Avec Couscous connexions, 50 recettes qui ont du grain, le chef Abdel Alaoui signe un livre-manifeste : le couscous comme carrefour plutôt que patrimoine figé. Aux classiques poulet, légumes, keftas, il mêle des variations qui débordent le Maghreb, entre thiéré et attiéké, clins d’œil à l’Afrique de l’Ouest, et des versions sucrées aux agrumes et à la mangue. L’ouvrage déborde de l’assiette principale : entrées, boissons, pains d’accompagnement, et une attention maligne aux restes de semoule, recyclés en tartes, farces ou gâteaux. La sortie a coïncidé avec le festival Kouss•Kouss, dont Alaoui est une figure familière : le 4 septembre, sur la terrasse des Grandes Tables à la Friche la Belle de Mai, il proposait trois couscous, harissas et sauces aux herbes maison, en écho direct à son livre. Une manière de prolonger sur le papier ce qu’il défend en cuisine : le couscous comme langue commune, capable d’accueillir toutes les influences sans jamais perdre son grain.
• « Couscous connexions, 50 recettes qui ont du grain », La Martinière Ed., 192 pages, 29 €

A suivre

Dimitri Droisneau, La Villa Madie (Éditions du Chêne, 256 pages) est le premier livre du chef cassidain qui sortira en librairies le 7 octobre prochain. L’ouvrage réunira 45 recettes, mais dépasse largement le livre de cuisine : paysages, assiettes et souvenirs s’y répondent pour raconter ce qui se joue en coulisses, service après service, face au Cap Canaille. Marielle Droisneau orchestre quant à elle la salle, un binôme que la maison revendique comme sa signature. Ce livre-somme viendra raconter, à hauteur d’homme, la fabrique d’une maison 3 étoiles en bord de la Méditerranée.

Cassis

► Pierre Hermé rejoint les Vendanges Étoilées de Cassis pour leur 14e édition.- Du 25 au 27 septembre 2026, Cassis célèbre la 14e édition des Vendanges Étoilées, rendez-vous désormais incontournable de la gastronomie  française.
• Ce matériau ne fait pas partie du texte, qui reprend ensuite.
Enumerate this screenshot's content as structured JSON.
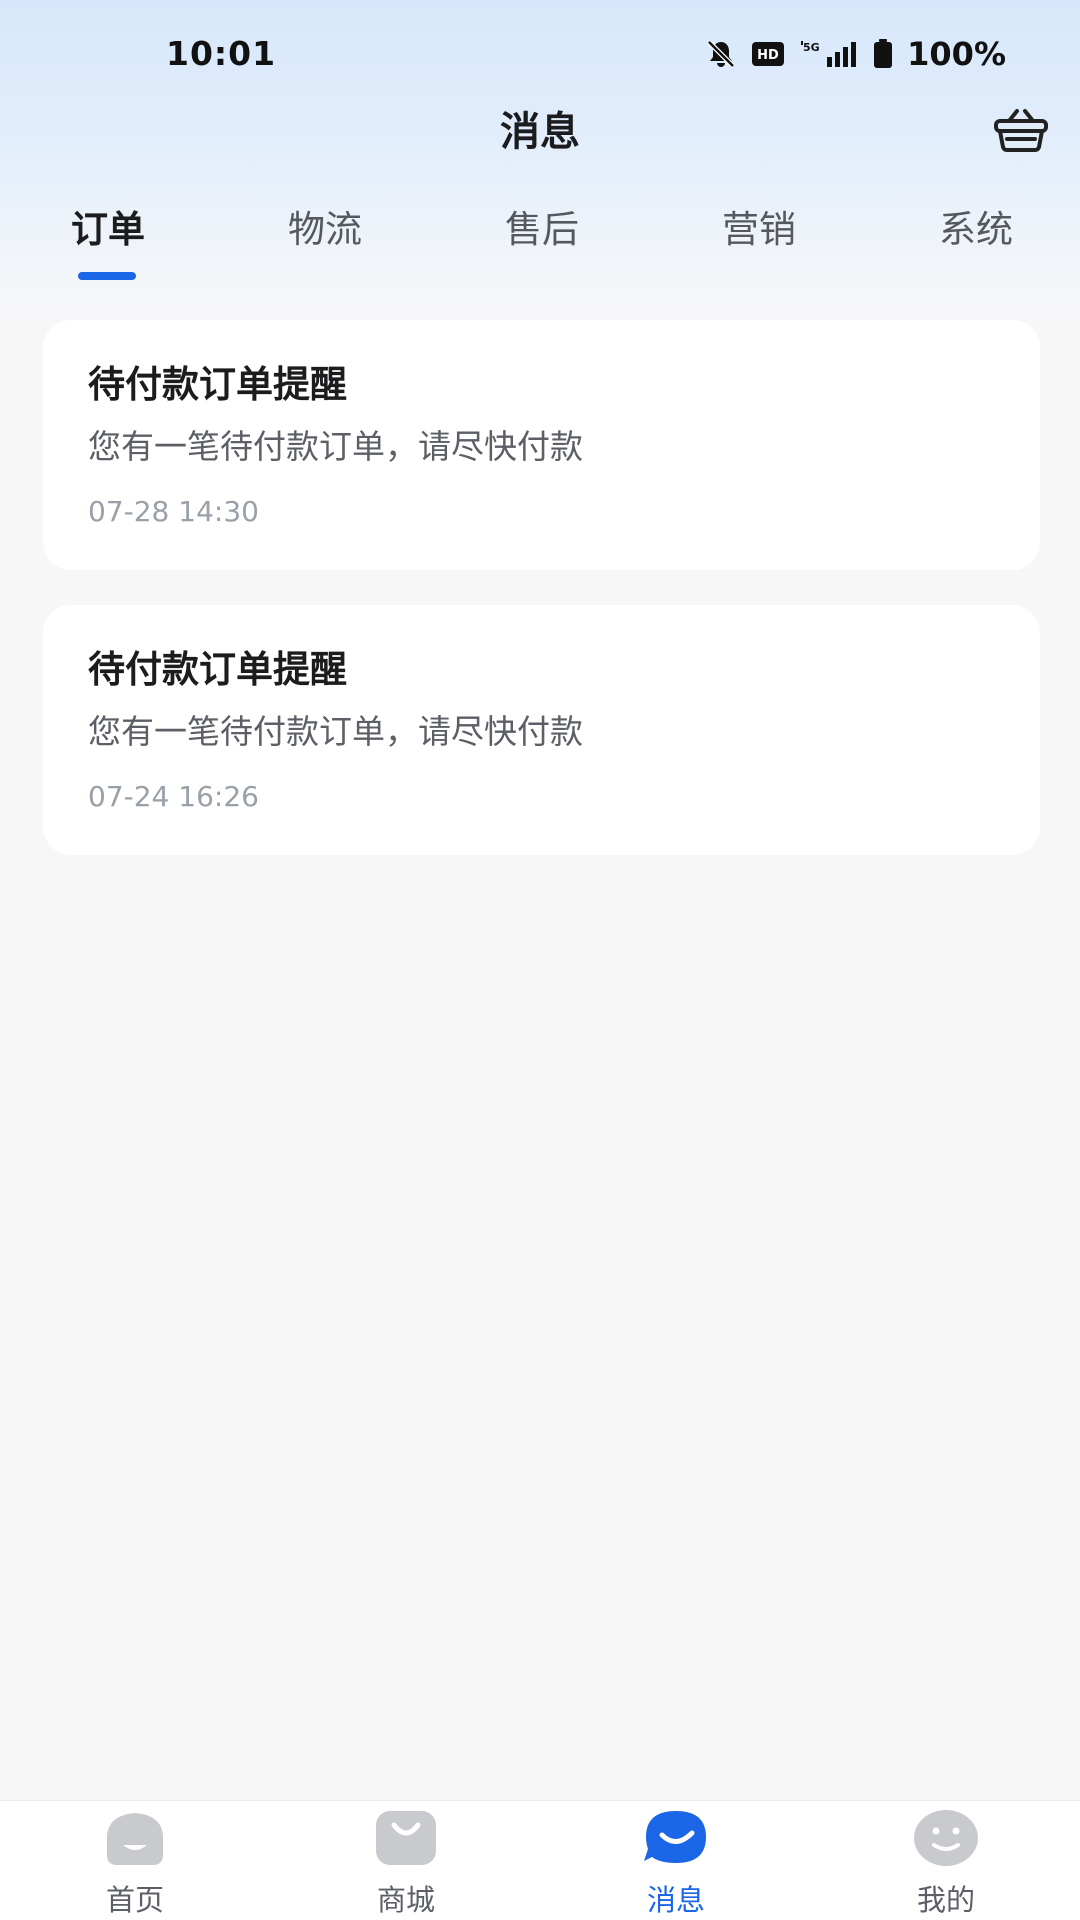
{
  "status_bar": {
    "time": "10:01",
    "network": "5G",
    "hd_label": "HD",
    "battery": "100%"
  },
  "header": {
    "title": "消息",
    "right_icon": "basket-icon"
  },
  "tabs": [
    {
      "label": "订单",
      "active": true
    },
    {
      "label": "物流",
      "active": false
    },
    {
      "label": "售后",
      "active": false
    },
    {
      "label": "营销",
      "active": false
    },
    {
      "label": "系统",
      "active": false
    }
  ],
  "messages": [
    {
      "title": "待付款订单提醒",
      "body": "您有一笔待付款订单，请尽快付款",
      "time": "07-28 14:30"
    },
    {
      "title": "待付款订单提醒",
      "body": "您有一笔待付款订单，请尽快付款",
      "time": "07-24 16:26"
    }
  ],
  "bottom_nav": [
    {
      "label": "首页",
      "icon": "home-icon",
      "active": false
    },
    {
      "label": "商城",
      "icon": "mall-icon",
      "active": false
    },
    {
      "label": "消息",
      "icon": "message-icon",
      "active": true
    },
    {
      "label": "我的",
      "icon": "profile-icon",
      "active": false
    }
  ],
  "colors": {
    "accent": "#1a66e6",
    "inactive_icon": "#c9cacd",
    "background": "#f7f7f8"
  }
}
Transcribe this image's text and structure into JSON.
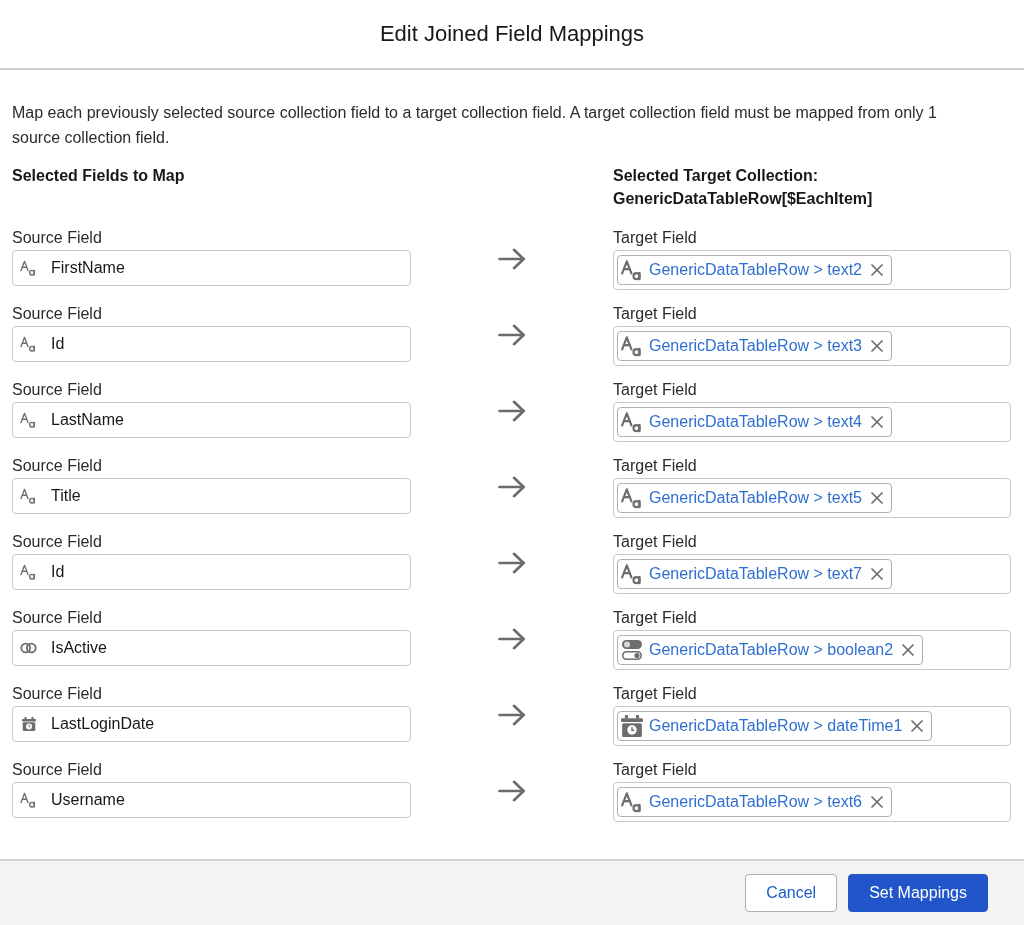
{
  "dialog": {
    "title": "Edit Joined Field Mappings"
  },
  "description": "Map each previously selected source collection field to a target collection field. A target collection field must be mapped from only 1 source collection field.",
  "source_column": {
    "heading": "Selected Fields to Map"
  },
  "target_column": {
    "heading": "Selected Target Collection: GenericDataTableRow[$EachItem]"
  },
  "rows": [
    {
      "source_label": "Source Field",
      "source": {
        "kind": "text",
        "value": "FirstName"
      },
      "target_label": "Target Field",
      "target": {
        "kind": "text",
        "value": "GenericDataTableRow > text2"
      }
    },
    {
      "source_label": "Source Field",
      "source": {
        "kind": "text",
        "value": "Id"
      },
      "target_label": "Target Field",
      "target": {
        "kind": "text",
        "value": "GenericDataTableRow > text3"
      }
    },
    {
      "source_label": "Source Field",
      "source": {
        "kind": "text",
        "value": "LastName"
      },
      "target_label": "Target Field",
      "target": {
        "kind": "text",
        "value": "GenericDataTableRow > text4"
      }
    },
    {
      "source_label": "Source Field",
      "source": {
        "kind": "text",
        "value": "Title"
      },
      "target_label": "Target Field",
      "target": {
        "kind": "text",
        "value": "GenericDataTableRow > text5"
      }
    },
    {
      "source_label": "Source Field",
      "source": {
        "kind": "text",
        "value": "Id"
      },
      "target_label": "Target Field",
      "target": {
        "kind": "text",
        "value": "GenericDataTableRow > text7"
      }
    },
    {
      "source_label": "Source Field",
      "source": {
        "kind": "boolean",
        "value": "IsActive"
      },
      "target_label": "Target Field",
      "target": {
        "kind": "boolean",
        "value": "GenericDataTableRow > boolean2"
      }
    },
    {
      "source_label": "Source Field",
      "source": {
        "kind": "datetime",
        "value": "LastLoginDate"
      },
      "target_label": "Target Field",
      "target": {
        "kind": "datetime",
        "value": "GenericDataTableRow > dateTime1"
      }
    },
    {
      "source_label": "Source Field",
      "source": {
        "kind": "text",
        "value": "Username"
      },
      "target_label": "Target Field",
      "target": {
        "kind": "text",
        "value": "GenericDataTableRow > text6"
      }
    }
  ],
  "footer": {
    "buttons": [
      {
        "label": "Cancel",
        "kind": "neutral"
      },
      {
        "label": "Set Mappings",
        "kind": "brand"
      }
    ]
  }
}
Pendant trois jours, chefs étoilés, producteurs, artisans et passionnés se retrouvent autour des savoir-faire, des produits du terroir et du plaisir de la transmission et cette édition 2026 s’offre une signature de choix en la personne de Pierre Hermé. Promu Officier de la Légion d’honneur en 2024, Hermé compte parmi les figures qui portent la gastronomie française à l’international. Sa venue enrichit une programmation placée sous le signe de l’excellence, du partage et de la convivialité : démonstrations culinaires, cours de cuisine, dégustations, marché de producteurs et rencontres avec les chefs rythmeront ces trois jours entre mer et vignobles.
Du 25 au 27 septembre 2026 à Cassis. Infos en cliquant ici.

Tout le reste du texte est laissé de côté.